Falecido D. João II, D. Manuel, com desprezo de uma das cláusulas testamentárias de seu cunhado, chamou ao reino os desterrados, engrandeceu-os, e fez mercês a diversos, entre os quais aparece nobilitado um judeu suspeito, de cuja família Camilo Castelo Branco se ocupa largamente, dando em comprovação do envenenamento um argumento, que de entre todos fixei por importante.
(...) Ora este mestre João, mestre de D.João II, que foi o seu padrinho de baptismo e na pia lhe deu o seu nome, não figura entre os assistentes de D. João II, está ao serviço da rainha e vê-se mais tarde, que tem correspondências melindrosas com altos personagens, mas vive sempre obscuro, até que de repente o sucessor de D. João II o nobilita, mal sobe ao trono, institui-lhe morgado, dá-lhe o apelido de Paz (...) Nota Camilo, e com razão, que D. Manuel, apesar de encher o mestre João da Paz de tantos favores e proteger-lhe os filhos todos, não o quisesse contudo para o seu serviço, sendo também muito notável, acrescento eu, que pelo contrário para o seu serviço quisesse a outros servidores do seu antecessor e primeiro que todos a Antão Faria, o mais querido confidente de D. João II (...) Quer-me parecer que D. Manuel distinguia assim entre o médico devasso e judeu desleal que se prestara a ser o técnico do envenenamento, ao qual devia o trono, e o servidor honrado (...) Eis as razões, que me levam a acreditar no envenenamento e a suspeitar de mestre João da Paz. Estas razões, está bem de ver tiram o maior valor do seu conjunto. De V.Exa. M. Bento de Sousa.
 A atitude de D. Manuel, se por um lado encontra explicação no receio e na prudência, por outro não deixa de tornar-se suspeitosa. Analisá-la-ia Oliveira Martins traçando aqui um perfil do Rei Venturoso  (...) sem que provavelmente, a memória desse soberano houvesse muito a ganhar ao ser reavivada pelo seu novo biógrafo.

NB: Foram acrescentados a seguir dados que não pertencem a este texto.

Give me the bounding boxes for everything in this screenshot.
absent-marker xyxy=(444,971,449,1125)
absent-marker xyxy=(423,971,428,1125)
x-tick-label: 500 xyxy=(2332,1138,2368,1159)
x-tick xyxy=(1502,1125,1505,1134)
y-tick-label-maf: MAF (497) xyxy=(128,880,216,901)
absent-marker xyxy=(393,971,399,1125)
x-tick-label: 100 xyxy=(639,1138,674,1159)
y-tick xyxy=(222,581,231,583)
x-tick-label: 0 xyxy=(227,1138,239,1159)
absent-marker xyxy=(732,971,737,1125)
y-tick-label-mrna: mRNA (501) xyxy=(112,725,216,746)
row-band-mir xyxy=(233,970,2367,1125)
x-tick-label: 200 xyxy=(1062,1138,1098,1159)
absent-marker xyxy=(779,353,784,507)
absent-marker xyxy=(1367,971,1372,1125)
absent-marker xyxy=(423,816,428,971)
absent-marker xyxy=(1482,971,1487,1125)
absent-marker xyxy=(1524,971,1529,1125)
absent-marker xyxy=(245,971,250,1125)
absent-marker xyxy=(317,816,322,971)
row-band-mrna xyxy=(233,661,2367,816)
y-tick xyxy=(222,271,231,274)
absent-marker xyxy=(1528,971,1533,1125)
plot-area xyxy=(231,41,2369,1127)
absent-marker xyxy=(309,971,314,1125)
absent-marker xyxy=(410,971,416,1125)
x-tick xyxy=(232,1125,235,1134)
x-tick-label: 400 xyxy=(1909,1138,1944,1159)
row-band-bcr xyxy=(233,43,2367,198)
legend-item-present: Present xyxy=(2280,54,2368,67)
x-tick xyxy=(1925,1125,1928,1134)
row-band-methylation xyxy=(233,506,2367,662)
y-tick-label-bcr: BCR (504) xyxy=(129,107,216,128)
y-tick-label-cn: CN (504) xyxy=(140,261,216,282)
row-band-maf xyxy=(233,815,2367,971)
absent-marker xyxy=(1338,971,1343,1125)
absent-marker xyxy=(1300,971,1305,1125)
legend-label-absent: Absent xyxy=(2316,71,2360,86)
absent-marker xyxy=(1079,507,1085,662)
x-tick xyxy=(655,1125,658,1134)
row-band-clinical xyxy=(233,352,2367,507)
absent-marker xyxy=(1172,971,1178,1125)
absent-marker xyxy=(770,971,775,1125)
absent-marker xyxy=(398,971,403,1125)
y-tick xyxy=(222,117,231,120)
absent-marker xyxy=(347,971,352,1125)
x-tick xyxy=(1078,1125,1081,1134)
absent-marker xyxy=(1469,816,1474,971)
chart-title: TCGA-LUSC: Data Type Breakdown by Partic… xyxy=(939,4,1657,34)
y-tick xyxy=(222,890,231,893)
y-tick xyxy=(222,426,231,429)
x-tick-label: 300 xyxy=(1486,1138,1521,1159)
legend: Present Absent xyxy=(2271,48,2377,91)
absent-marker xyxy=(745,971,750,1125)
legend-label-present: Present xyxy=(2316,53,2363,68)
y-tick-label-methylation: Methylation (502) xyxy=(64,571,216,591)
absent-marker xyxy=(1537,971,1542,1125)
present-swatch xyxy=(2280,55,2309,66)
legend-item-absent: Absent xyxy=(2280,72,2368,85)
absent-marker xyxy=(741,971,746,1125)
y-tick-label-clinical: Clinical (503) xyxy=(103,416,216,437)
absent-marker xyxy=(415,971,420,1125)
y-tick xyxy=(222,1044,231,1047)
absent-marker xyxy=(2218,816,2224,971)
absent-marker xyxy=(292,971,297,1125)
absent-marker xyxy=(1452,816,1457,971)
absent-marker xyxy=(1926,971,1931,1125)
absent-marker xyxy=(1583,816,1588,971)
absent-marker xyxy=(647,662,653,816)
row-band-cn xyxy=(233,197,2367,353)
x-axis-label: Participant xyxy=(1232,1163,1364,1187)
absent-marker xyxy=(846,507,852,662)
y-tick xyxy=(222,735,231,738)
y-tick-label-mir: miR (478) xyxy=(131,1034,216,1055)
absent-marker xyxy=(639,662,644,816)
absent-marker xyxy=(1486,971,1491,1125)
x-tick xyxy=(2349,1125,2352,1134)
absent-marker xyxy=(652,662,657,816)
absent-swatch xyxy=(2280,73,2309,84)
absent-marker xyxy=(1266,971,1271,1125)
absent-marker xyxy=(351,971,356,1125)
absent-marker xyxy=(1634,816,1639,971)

   Martins, Oliveira. O Príncipe Perfeito. Lisboa: Guimarães Editores, 1984, pp CLIX - CLXV.

Nota -
a) este poste vem na sequência de uma conversa havida no Face e onde eu cometi uma imprecisão: quando João II está agonizando é este que chama a mulher e o cunhado (e primo) ao Alvor. Não é a rainha que chama João II! O meu erro deve-se ao facto de ter lido as Crónicas de Garcia de Resende e de Rui de Pina há muito muito tempo e, como é óbvio, haver muita coisa de que já não me recordo.
b) esta obra de Oliveira Martins é, como se sabe, um conjunto desarticulado de notas, cartas e excertos posteriormente organizados, pois o escritor nunca chegou a concluir o livro.
c) neste texto existem também algumas passagens que me levam a suspeitar que o príncipe herdeiro (o infante D. Afonso) foi também assassinado, mas são exactamente os mesmos excertos que eu já lera em Garcia de Resende e que continuo a achar muito estranhos: a troca da mula pelo ginete, o facto deste se ter espantado com o que lhe apareceu subitamente à frente e, sobretudo, o interesse que os partidários do futuro D. Manuel teriam na morte do herdeiro do trono, mas isto são apenas intuições de quem desconfia de rancores antigos, de sede de vinganças e dos interesses que estavam ali em jogo.
d) Nestas páginas há também uma segunda carta de Bento de Sousa para Oliveira Martins onde se fala da figura de João da Paz, distinguindo-o de outras personagens com nomes semelhantes que existiram nesse momento histórico e refere-se a uma eventual confusão feita por Camilo Castelo Branco acerca deste tópico, mas não me parece importante, para o assunto, falar disso aqui no poste.